When IOA chief PT Usha walked out of the Olympic Bhawan after a three-hour-long meeting, the eyes of the media present outside brightened up with everyone hoping for a bold statement; but the statement which came up left everyone in either shock or disbelief.

One of India's most celebrated athletes and at a position of authority dismissed one of the rarest moments of Indian sporting history as indiscipline and shameful is something to be worried about.

The makeshift sleeping arrangement for the wrestlers at the protest site termed as roads of country by PT Usha. (PritishRaj/TheBridge)

The wrestlers chose the alleged 'INDISCIPLINED' route when the doors were closed by committees and commissions.
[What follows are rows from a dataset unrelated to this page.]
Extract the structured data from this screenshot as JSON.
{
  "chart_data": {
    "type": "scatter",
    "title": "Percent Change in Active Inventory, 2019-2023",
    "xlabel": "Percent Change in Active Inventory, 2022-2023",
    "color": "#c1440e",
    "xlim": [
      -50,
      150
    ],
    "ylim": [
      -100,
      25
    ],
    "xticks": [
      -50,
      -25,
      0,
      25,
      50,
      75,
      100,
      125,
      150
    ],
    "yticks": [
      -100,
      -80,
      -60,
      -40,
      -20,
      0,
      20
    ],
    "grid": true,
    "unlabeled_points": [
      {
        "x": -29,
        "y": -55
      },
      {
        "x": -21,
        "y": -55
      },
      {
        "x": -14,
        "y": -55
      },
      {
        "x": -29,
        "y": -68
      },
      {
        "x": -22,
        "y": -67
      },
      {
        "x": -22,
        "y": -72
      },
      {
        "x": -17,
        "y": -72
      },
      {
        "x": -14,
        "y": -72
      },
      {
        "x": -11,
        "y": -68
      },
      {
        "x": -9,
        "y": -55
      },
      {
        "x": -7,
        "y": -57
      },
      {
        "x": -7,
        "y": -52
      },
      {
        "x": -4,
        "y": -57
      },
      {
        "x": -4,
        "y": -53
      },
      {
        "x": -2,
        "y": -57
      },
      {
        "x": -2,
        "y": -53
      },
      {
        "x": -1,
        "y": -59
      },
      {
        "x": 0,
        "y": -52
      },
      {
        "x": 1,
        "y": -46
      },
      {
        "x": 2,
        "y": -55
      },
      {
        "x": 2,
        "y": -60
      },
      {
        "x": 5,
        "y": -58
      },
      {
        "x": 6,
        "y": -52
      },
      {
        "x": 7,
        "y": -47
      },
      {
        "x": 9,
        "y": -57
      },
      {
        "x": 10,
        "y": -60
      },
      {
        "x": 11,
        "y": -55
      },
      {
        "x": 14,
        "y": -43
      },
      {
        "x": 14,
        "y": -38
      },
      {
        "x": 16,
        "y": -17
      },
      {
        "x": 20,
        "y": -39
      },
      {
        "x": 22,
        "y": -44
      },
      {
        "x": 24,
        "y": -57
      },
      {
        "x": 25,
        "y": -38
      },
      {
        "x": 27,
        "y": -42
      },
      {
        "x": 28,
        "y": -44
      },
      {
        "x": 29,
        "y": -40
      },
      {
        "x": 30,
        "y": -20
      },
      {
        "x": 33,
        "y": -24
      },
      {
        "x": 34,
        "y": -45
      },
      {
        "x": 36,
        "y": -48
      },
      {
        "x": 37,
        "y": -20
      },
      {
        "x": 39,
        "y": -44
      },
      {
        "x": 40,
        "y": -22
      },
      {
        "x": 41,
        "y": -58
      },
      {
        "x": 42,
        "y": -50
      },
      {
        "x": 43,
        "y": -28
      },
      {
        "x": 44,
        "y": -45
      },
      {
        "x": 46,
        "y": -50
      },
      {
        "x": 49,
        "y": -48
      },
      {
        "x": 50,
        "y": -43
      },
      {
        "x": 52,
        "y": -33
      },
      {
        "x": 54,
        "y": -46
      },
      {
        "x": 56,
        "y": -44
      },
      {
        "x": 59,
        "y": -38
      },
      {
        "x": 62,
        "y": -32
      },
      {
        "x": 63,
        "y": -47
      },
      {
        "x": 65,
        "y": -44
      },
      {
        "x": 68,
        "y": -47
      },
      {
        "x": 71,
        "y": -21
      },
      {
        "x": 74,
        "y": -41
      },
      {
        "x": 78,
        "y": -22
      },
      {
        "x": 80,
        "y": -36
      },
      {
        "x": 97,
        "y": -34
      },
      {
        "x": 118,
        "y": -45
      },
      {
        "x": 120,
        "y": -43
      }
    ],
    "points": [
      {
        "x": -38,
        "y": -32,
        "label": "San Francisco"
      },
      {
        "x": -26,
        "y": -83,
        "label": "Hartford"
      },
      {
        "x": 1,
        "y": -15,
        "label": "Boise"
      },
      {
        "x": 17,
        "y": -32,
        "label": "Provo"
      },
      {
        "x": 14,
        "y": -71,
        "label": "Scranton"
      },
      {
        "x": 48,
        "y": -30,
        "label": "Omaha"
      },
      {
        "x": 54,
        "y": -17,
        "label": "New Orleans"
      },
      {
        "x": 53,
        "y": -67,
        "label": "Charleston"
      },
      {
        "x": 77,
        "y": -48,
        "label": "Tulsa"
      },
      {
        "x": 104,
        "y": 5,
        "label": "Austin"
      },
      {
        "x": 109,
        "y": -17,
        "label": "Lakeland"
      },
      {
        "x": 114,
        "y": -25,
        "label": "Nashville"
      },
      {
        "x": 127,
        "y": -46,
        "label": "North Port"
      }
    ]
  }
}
The irony of the fact is that the committee consisted of former Olympic medalists Mary Kom, Yogeshwar Dutt, and Babita Phogat.

The treatment handed out to them certainly justifies the iconic Bollywood saying "Hume toh apno ne loota, gairon me kahan dum tha (We were betrayed by our own rather than outsiders)."

As the time of publishing this piece, the messages displaying solidarity with the protestors are flooding social media - all with a similar template.

Anyway, it only makes sense that in a country of 1.4 billion where Olympic medals are rare, the ones winning it are putting up a rare fight against power and authority.